Furthermore, the court notes that a violation of an order of protection can result in imprisonment and, though brought in a civil proceeding, the underlying acts of sexual and/or physical abuse of children and domestic and non-domestic violence, as well as drug abuse, are all criminal in nature.

This court now has before it a custody matter involving an interim issue of visitation. The husband seeks immediate unsupervised visitation, on an overnight basis. The mother vehemently opposes the application for unsupervised visitation, contending that there has been sexual abuse by the father, and that a report of a child psychologist will support these allegations.

This matter cries out for an immediate revision of the access rules to criminal history information based upon the spirit, rather than the letter of the rule.
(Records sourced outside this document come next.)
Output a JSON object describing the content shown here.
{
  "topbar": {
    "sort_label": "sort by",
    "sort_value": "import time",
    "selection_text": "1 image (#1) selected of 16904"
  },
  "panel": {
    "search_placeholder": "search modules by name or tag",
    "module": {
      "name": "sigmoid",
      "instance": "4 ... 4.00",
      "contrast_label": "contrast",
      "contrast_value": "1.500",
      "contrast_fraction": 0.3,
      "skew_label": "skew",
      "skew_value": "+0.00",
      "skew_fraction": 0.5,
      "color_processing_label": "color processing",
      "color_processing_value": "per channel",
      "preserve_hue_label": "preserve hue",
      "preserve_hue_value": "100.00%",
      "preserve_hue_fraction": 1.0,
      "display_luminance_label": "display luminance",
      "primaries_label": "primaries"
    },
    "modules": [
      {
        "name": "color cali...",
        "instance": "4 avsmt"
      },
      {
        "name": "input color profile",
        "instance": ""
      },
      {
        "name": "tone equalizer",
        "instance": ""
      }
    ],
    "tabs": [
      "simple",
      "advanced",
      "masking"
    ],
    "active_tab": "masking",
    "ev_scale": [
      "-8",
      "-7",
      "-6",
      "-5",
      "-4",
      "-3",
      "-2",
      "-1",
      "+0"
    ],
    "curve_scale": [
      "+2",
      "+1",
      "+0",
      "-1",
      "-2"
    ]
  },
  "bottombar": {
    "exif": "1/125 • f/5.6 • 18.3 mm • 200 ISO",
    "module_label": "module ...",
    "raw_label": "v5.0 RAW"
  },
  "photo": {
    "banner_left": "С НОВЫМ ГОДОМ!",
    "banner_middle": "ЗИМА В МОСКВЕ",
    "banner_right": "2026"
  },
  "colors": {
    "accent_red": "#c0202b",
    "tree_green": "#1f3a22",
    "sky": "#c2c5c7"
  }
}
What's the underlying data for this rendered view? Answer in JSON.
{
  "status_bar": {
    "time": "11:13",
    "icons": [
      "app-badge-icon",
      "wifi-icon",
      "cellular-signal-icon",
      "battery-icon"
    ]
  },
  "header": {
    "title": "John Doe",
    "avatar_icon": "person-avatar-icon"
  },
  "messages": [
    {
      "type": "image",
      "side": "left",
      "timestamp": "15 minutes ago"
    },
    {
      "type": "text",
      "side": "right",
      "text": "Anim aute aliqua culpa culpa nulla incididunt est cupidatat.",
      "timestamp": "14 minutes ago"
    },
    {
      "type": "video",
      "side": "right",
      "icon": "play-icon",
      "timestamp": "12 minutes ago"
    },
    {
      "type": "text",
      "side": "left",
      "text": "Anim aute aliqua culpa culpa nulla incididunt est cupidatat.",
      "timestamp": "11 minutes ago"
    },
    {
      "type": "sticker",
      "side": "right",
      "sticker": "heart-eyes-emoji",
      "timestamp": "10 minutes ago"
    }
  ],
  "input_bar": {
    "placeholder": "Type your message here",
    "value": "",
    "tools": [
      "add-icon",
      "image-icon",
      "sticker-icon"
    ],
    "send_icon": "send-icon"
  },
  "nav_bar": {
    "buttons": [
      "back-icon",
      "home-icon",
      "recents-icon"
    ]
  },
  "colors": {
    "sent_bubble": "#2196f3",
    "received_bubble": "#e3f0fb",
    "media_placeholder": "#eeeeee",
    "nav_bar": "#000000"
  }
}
Therefore, upon the court’s own motion, the directives of the Division of Criminal Justice Services and the Division of State Police to the Nassau County Department of Probation and Correctional Alternatives denying access to the Probation Department in custody matters of criminal history of the parties via NYSPIN is vacated where, as herein the court by its accompanying order directing a probation investigation finds that such criminal information data is necessary, or the Probation Department finds that the access to the criminal history information of the parties is necessary in order to comply with their duty to fully investigate and submit a report and recommendation to the court.

The court believes matters are best resolved when agencies can resolve their differences by mutual accord. Thus, the court stays the effectiveness of this court’s order for fifteen (15) days from service of said order by the Nassau County Probation Department on the Division of Criminal Justice Services, and the Division of State Police.

Accordingly, the court held that, the stay will be vacated at that time, unless the concerned agencies have adopted a procedure consistent with this decision.